Diego Mendelbaum, spiritual leader of Shaare Zedek, attested that “Many of her students, today adults, still remember her as an outstanding teacher.”
She teaches by instruction and by example,” noted Blanca. Praise for her teaching talent was echoed by other speeches at the event.
“She gets things done around here,” said Cantor Dorothy Goldberg, sharing her observation of Shula as an effective leader in a video tribute.”
The event began at 10 a.m. with a Shabbat service led by Teresa Hernandez and assisted by Emily Krasinski in the sanctuary, followed by presentations at the Sue and Jimmy Klau Social Hall decorated in an elegant blue and yellow/gold theme with yellow roses everywhere.

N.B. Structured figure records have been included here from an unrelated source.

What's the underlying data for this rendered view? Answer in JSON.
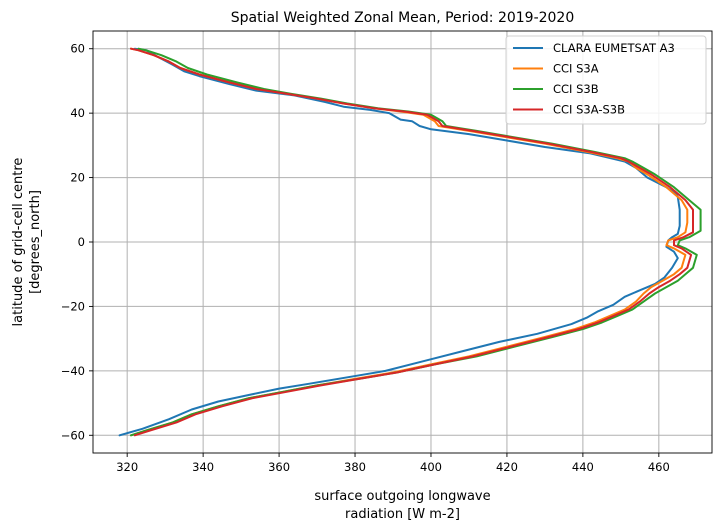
{
  "chart_data": {
    "type": "line",
    "title": "Spatial Weighted Zonal Mean, Period: 2019-2020",
    "xlabel": [
      "surface outgoing longwave",
      "radiation [W m-2]"
    ],
    "ylabel": [
      "latitude of grid-cell centre",
      "[degrees_north]"
    ],
    "xlim": [
      311,
      474
    ],
    "ylim": [
      -65.5,
      65.5
    ],
    "xticks": [
      320,
      340,
      360,
      380,
      400,
      420,
      440,
      460
    ],
    "yticks": [
      -60,
      -40,
      -20,
      0,
      20,
      40,
      60
    ],
    "grid": true,
    "legend_position": "top-right",
    "series": [
      {
        "name": "CLARA EUMETSAT A3",
        "color": "#1f77b4",
        "points": [
          [
            318,
            -60
          ],
          [
            324,
            -58
          ],
          [
            331,
            -55
          ],
          [
            337,
            -52
          ],
          [
            344,
            -49.5
          ],
          [
            352,
            -47.5
          ],
          [
            360,
            -45.5
          ],
          [
            368,
            -44
          ],
          [
            378,
            -42
          ],
          [
            388,
            -40
          ],
          [
            398,
            -37
          ],
          [
            408,
            -34
          ],
          [
            418,
            -31
          ],
          [
            428,
            -28.5
          ],
          [
            437,
            -25.5
          ],
          [
            441,
            -23.5
          ],
          [
            444,
            -21.5
          ],
          [
            448,
            -19.5
          ],
          [
            451,
            -17
          ],
          [
            455,
            -15
          ],
          [
            459,
            -13
          ],
          [
            461.5,
            -11
          ],
          [
            463.5,
            -8
          ],
          [
            465,
            -5
          ],
          [
            464,
            -3
          ],
          [
            462,
            -1.5
          ],
          [
            462.5,
            0.5
          ],
          [
            463.5,
            1.5
          ],
          [
            465,
            2.5
          ],
          [
            465.5,
            5
          ],
          [
            465.5,
            10
          ],
          [
            465,
            14
          ],
          [
            464.5,
            15
          ],
          [
            462,
            17
          ],
          [
            457,
            20
          ],
          [
            454,
            23
          ],
          [
            451,
            25
          ],
          [
            442,
            27.5
          ],
          [
            430,
            29.5
          ],
          [
            420,
            31.5
          ],
          [
            410,
            33.5
          ],
          [
            400,
            35
          ],
          [
            397,
            36
          ],
          [
            395,
            37.5
          ],
          [
            392,
            38
          ],
          [
            389,
            40
          ],
          [
            384,
            41
          ],
          [
            377,
            42
          ],
          [
            372,
            43.5
          ],
          [
            364,
            45.5
          ],
          [
            354,
            47
          ],
          [
            347,
            49
          ],
          [
            339,
            51.5
          ],
          [
            335,
            53
          ],
          [
            332,
            55
          ],
          [
            328,
            57.5
          ],
          [
            325,
            59.5
          ],
          [
            322,
            60
          ]
        ]
      },
      {
        "name": "CCI S3A",
        "color": "#ff7f0e",
        "points": [
          [
            321,
            -60
          ],
          [
            325,
            -58.5
          ],
          [
            332,
            -56
          ],
          [
            337,
            -53.5
          ],
          [
            344,
            -51
          ],
          [
            352,
            -48.5
          ],
          [
            361,
            -46.5
          ],
          [
            370,
            -44.5
          ],
          [
            380,
            -42.5
          ],
          [
            390,
            -40.5
          ],
          [
            400,
            -38
          ],
          [
            410,
            -35.5
          ],
          [
            420,
            -32.5
          ],
          [
            430,
            -29.5
          ],
          [
            438,
            -27
          ],
          [
            443,
            -25
          ],
          [
            447,
            -23
          ],
          [
            451,
            -21
          ],
          [
            454,
            -18.5
          ],
          [
            456,
            -16
          ],
          [
            458,
            -14
          ],
          [
            461,
            -12
          ],
          [
            464,
            -10
          ],
          [
            466,
            -8
          ],
          [
            467,
            -4
          ],
          [
            464,
            -2
          ],
          [
            462,
            -1
          ],
          [
            462.5,
            0.5
          ],
          [
            465,
            1.5
          ],
          [
            467,
            3
          ],
          [
            467.5,
            6
          ],
          [
            467.5,
            10
          ],
          [
            466,
            13
          ],
          [
            462,
            17
          ],
          [
            457,
            21
          ],
          [
            454,
            23
          ],
          [
            452,
            25
          ],
          [
            449,
            26
          ],
          [
            441,
            28
          ],
          [
            430,
            30.5
          ],
          [
            420,
            32.5
          ],
          [
            410,
            34.5
          ],
          [
            402,
            36
          ],
          [
            401,
            37.5
          ],
          [
            398,
            39.5
          ],
          [
            392,
            40.5
          ],
          [
            385,
            41.5
          ],
          [
            377,
            43
          ],
          [
            370,
            44.5
          ],
          [
            362,
            46
          ],
          [
            354,
            47.5
          ],
          [
            347,
            49.5
          ],
          [
            339,
            52
          ],
          [
            334,
            54
          ],
          [
            331,
            56
          ],
          [
            327,
            58
          ],
          [
            323,
            59.5
          ],
          [
            321,
            60
          ]
        ]
      },
      {
        "name": "CCI S3B",
        "color": "#2ca02c",
        "points": [
          [
            321,
            -60
          ],
          [
            325,
            -58.5
          ],
          [
            332,
            -56
          ],
          [
            337,
            -53.5
          ],
          [
            344,
            -51
          ],
          [
            352,
            -48.5
          ],
          [
            361,
            -46.5
          ],
          [
            370,
            -44.5
          ],
          [
            381,
            -42.5
          ],
          [
            391,
            -40.5
          ],
          [
            401,
            -38
          ],
          [
            412,
            -35.5
          ],
          [
            422,
            -32.5
          ],
          [
            432,
            -29.5
          ],
          [
            440,
            -27
          ],
          [
            445,
            -25
          ],
          [
            449,
            -23
          ],
          [
            453,
            -21
          ],
          [
            456,
            -18.5
          ],
          [
            459,
            -16
          ],
          [
            462,
            -14
          ],
          [
            465,
            -12
          ],
          [
            467,
            -10
          ],
          [
            469,
            -8
          ],
          [
            470,
            -4
          ],
          [
            467,
            -2
          ],
          [
            465,
            -1
          ],
          [
            465.5,
            0.5
          ],
          [
            468,
            1.5
          ],
          [
            471,
            3.5
          ],
          [
            471,
            6
          ],
          [
            471,
            10
          ],
          [
            468,
            13
          ],
          [
            464,
            17
          ],
          [
            459,
            21
          ],
          [
            456,
            23
          ],
          [
            453,
            25
          ],
          [
            451,
            26
          ],
          [
            443,
            28
          ],
          [
            432,
            30.5
          ],
          [
            422,
            32.5
          ],
          [
            412,
            34.5
          ],
          [
            404,
            36
          ],
          [
            403,
            37.5
          ],
          [
            400,
            39.5
          ],
          [
            394,
            40.5
          ],
          [
            386,
            41.5
          ],
          [
            378,
            43
          ],
          [
            371,
            44.5
          ],
          [
            363,
            46
          ],
          [
            356,
            47.5
          ],
          [
            349,
            49.5
          ],
          [
            341,
            52
          ],
          [
            336,
            54
          ],
          [
            333,
            56
          ],
          [
            329,
            58
          ],
          [
            325,
            59.5
          ],
          [
            323,
            60
          ]
        ]
      },
      {
        "name": "CCI S3A-S3B",
        "color": "#d62728",
        "points": [
          [
            322,
            -60
          ],
          [
            326,
            -58.5
          ],
          [
            333,
            -56
          ],
          [
            338,
            -53.5
          ],
          [
            345,
            -51
          ],
          [
            353,
            -48.5
          ],
          [
            362,
            -46.5
          ],
          [
            371,
            -44.5
          ],
          [
            381,
            -42.5
          ],
          [
            391,
            -40.5
          ],
          [
            401,
            -38
          ],
          [
            411,
            -35.5
          ],
          [
            421,
            -32.5
          ],
          [
            431,
            -29.5
          ],
          [
            439,
            -27
          ],
          [
            444,
            -25
          ],
          [
            448,
            -23
          ],
          [
            452,
            -21
          ],
          [
            455,
            -18.5
          ],
          [
            457.5,
            -16
          ],
          [
            460,
            -14
          ],
          [
            463,
            -12
          ],
          [
            465.5,
            -10
          ],
          [
            467.5,
            -8
          ],
          [
            468.5,
            -4
          ],
          [
            466,
            -2
          ],
          [
            464,
            -1
          ],
          [
            464,
            0.5
          ],
          [
            466.5,
            1.5
          ],
          [
            469,
            3
          ],
          [
            469,
            6
          ],
          [
            469,
            10
          ],
          [
            467,
            13
          ],
          [
            463,
            17
          ],
          [
            458,
            21
          ],
          [
            455,
            23
          ],
          [
            452,
            25
          ],
          [
            450,
            26
          ],
          [
            442,
            28
          ],
          [
            431,
            30.5
          ],
          [
            421,
            32.5
          ],
          [
            411,
            34.5
          ],
          [
            403,
            36
          ],
          [
            402,
            37.5
          ],
          [
            399,
            39.5
          ],
          [
            393,
            40.5
          ],
          [
            385,
            41.5
          ],
          [
            377,
            43
          ],
          [
            370,
            44.5
          ],
          [
            362,
            46
          ],
          [
            354,
            47.5
          ],
          [
            347,
            49.5
          ],
          [
            339,
            52
          ],
          [
            334,
            54
          ],
          [
            331,
            56
          ],
          [
            327,
            58
          ],
          [
            323,
            59.5
          ],
          [
            321,
            60
          ]
        ]
      }
    ]
  }
}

Shula gave a message of appreciation entitled “gracias a la vida,” creating her own version of the Violeta Parra poem that both Mercedes Sosa and Joan Baez recorded. Attendees were captivated by the honoree’s exhibition of artifacts from her Jewish life, including a model of the family home in Kfar Shmaryahu, Israel, crafted by her uncle Herbert Bluth, personal historical documents, photographs of her grandparents and the traditional trauer buch (book of memory, recording the anniversary of death of Shula’s grandfather, Louis Vollweiler) kept by her mother, items of clothing from her school days in the village, as well as a tennis outfit she knitted (a craft she learned in Israel), and her ceramic sculpture inspired by Judaism.
Shula proudly showed four rings she wore- wedding bands once worn by her maternal and paternal grandparents. She shared pictures of the Bar Mitzvah of her son, Julio Klapper that took place in San Juan with Rabbi Alex Felch, her native village’s synagogue founded by her grandparents and the Western Wall. Kfar Shmaryahu was established by doctors, lawyers, businessmen and agronomists, all survivors of Nazi Germany, who became farmers in order to eke a living in the young country.

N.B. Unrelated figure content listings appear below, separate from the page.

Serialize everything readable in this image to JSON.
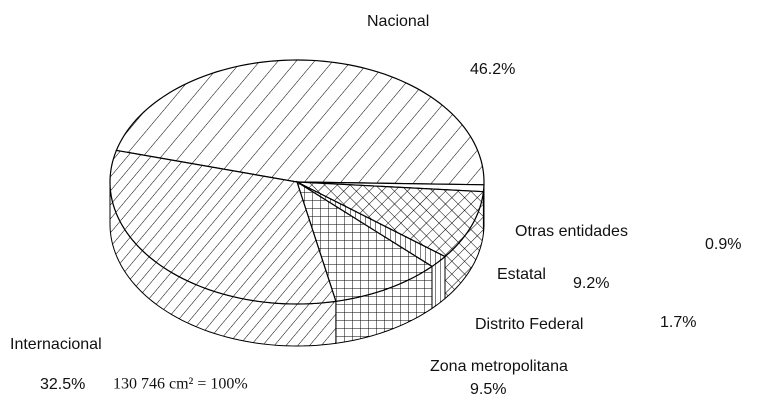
{
  "chart_data": {
    "type": "pie",
    "categories": [
      "Nacional",
      "Otras entidades",
      "Estatal",
      "Distrito Federal",
      "Zona metropolitana",
      "Internacional"
    ],
    "values": [
      46.2,
      0.9,
      9.2,
      1.7,
      9.5,
      32.5
    ],
    "value_labels": [
      "46.2%",
      "0.9%",
      "9.2%",
      "1.7%",
      "9.5%",
      "32.5%"
    ],
    "note": "130 746 cm² = 100%",
    "color": "#000000"
  }
}
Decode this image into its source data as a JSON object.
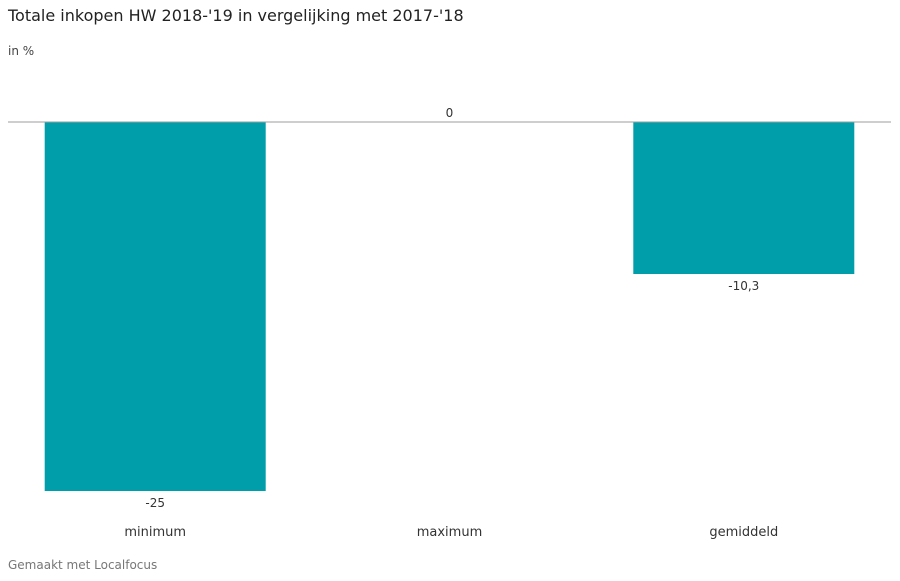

In a Q&A session, Shula explained that her mother, Ilse Feldkran, taught her the importance of conserving family documents and jewelry and to keep these historical treasures in a safe place, especially those related to the family tree.
The extraordinary activity featured typical Israeli food, a magnificent Challa baked by Trudy Acevedo, followed by a toast to Shula’s legacy.